Inflation without an Inflaton II: observational predictions

TL;DR

This paper computes the scalar power spectrum in an inflation model driven solely by a de Sitter background, linking fluctuations to quantum effects and predicting inflationary parameters without a fundamental inflaton field.

Contribution

It provides a complete second-order calculation of scalar fluctuations sourced by tensor perturbations in the inflation without inflaton framework, establishing observational predictions and bounds.

Findings

Scalar spectrum is scale-invariant without a fundamental scalar.

Inflation scale is linked to observed fluctuation amplitude, predicting $H_{inf}$.

Quantum effects impose an upper bound on the number of inflation e-folds.

Abstract

We present a complete computation of the scalar power spectrum in the \emph{inflation without inflaton} (IWI) framework, where the inflationary expansion is driven solely by a de~Sitter (dS) background and scalar fluctuations arise as second-order effects sourced by tensor perturbations.

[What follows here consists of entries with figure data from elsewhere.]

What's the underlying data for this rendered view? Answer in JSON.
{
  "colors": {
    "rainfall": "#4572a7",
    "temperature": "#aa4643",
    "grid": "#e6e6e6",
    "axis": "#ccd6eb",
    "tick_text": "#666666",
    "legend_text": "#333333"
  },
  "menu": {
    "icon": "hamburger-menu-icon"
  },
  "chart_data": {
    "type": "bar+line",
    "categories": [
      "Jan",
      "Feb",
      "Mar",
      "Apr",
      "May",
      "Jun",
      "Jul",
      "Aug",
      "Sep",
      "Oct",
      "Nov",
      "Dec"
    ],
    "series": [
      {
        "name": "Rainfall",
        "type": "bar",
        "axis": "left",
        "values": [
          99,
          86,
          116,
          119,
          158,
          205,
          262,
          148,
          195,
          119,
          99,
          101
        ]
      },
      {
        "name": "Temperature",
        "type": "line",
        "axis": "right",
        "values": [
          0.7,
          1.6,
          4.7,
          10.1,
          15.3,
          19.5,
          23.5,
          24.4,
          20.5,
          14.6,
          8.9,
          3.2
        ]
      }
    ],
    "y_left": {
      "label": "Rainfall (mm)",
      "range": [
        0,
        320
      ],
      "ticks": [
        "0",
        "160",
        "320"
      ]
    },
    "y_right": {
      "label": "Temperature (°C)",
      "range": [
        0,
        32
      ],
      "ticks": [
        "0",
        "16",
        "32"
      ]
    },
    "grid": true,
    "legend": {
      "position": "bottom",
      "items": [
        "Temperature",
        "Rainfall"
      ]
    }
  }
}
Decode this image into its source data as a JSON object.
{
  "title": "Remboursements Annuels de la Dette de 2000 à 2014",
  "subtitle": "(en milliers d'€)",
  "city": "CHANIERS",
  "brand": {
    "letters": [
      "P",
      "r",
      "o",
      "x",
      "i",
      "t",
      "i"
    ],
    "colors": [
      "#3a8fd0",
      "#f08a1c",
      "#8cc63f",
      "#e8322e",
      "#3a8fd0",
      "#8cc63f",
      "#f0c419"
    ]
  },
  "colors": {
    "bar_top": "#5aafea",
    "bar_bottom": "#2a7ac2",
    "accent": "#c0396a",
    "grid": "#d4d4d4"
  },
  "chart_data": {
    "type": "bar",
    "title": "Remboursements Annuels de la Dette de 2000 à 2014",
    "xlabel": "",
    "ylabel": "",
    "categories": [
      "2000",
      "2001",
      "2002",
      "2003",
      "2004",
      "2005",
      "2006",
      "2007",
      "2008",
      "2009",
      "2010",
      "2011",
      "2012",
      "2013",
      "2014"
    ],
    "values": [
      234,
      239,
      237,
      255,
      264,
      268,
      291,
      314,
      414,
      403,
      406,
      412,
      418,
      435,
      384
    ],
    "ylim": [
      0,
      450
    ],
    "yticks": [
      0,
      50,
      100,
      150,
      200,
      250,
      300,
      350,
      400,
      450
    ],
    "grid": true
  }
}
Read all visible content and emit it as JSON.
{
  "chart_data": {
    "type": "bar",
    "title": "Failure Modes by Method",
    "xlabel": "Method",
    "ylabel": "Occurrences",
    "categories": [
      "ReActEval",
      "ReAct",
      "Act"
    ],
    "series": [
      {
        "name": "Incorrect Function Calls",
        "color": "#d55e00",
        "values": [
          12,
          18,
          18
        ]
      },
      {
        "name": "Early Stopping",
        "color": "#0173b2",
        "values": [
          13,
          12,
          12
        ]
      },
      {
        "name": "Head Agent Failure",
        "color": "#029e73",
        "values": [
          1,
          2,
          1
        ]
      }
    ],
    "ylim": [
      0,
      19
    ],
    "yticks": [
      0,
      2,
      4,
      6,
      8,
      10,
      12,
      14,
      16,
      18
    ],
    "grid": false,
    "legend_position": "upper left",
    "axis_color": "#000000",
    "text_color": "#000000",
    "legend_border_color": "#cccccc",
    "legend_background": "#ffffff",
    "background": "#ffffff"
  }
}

By explicitly deriving and numerically integrating the full second-order kernel of the Einstein equations, we obtain a scale-invariant scalar spectrum without invoking a fundamental scalar field. In this framework, the amplitude of the scalar fluctuations is directly linked to the scale of inflation. More precisely, we show that matching the observed level of scalar fluctuations, $\Delta_{\phi}^2(k_\ast)\approx 10^{-9}$ at Cosmic Microwave Background (CMB) scales, fixes the inflationary energy scale $H_{\rm inf}$ as a function of the number of observed e-folds $N_{\rm obs}$. For $N_{\rm obs}\simeq 30 - 60$, we find $H_{\rm inf} \simeq 5\times 10^{13}\,\mathrm{GeV} - 2\times 10^{10}\,\mathrm{GeV}$, corresponding to a tensor-to-scalar ratio $r \simeq 0.01 - 5\times 10^{-9}$. In particular, requiring consistency with instantaneous reheating, we predict a number of e-folds of order~$\mathcal{O}(50)$ and an inflationary scale $H_{\rm inf} \simeq 10^{11}\,\mathrm{GeV}$. We also incorporate in our framework the quantum break-time of the dS state and show that it imposes an upper bound on the number of particle species. Specifically, using laboratory constraints on the number of species limits the duration of inflation to $N_{\rm obs}\lesssim 126$ e-folds. These results establish the IWI scenario as a predictive and falsifiable alternative to standard inflaton-driven models, linking the observed amplitude of primordial fluctuations directly to the quantum nature and finite lifetime of dS space.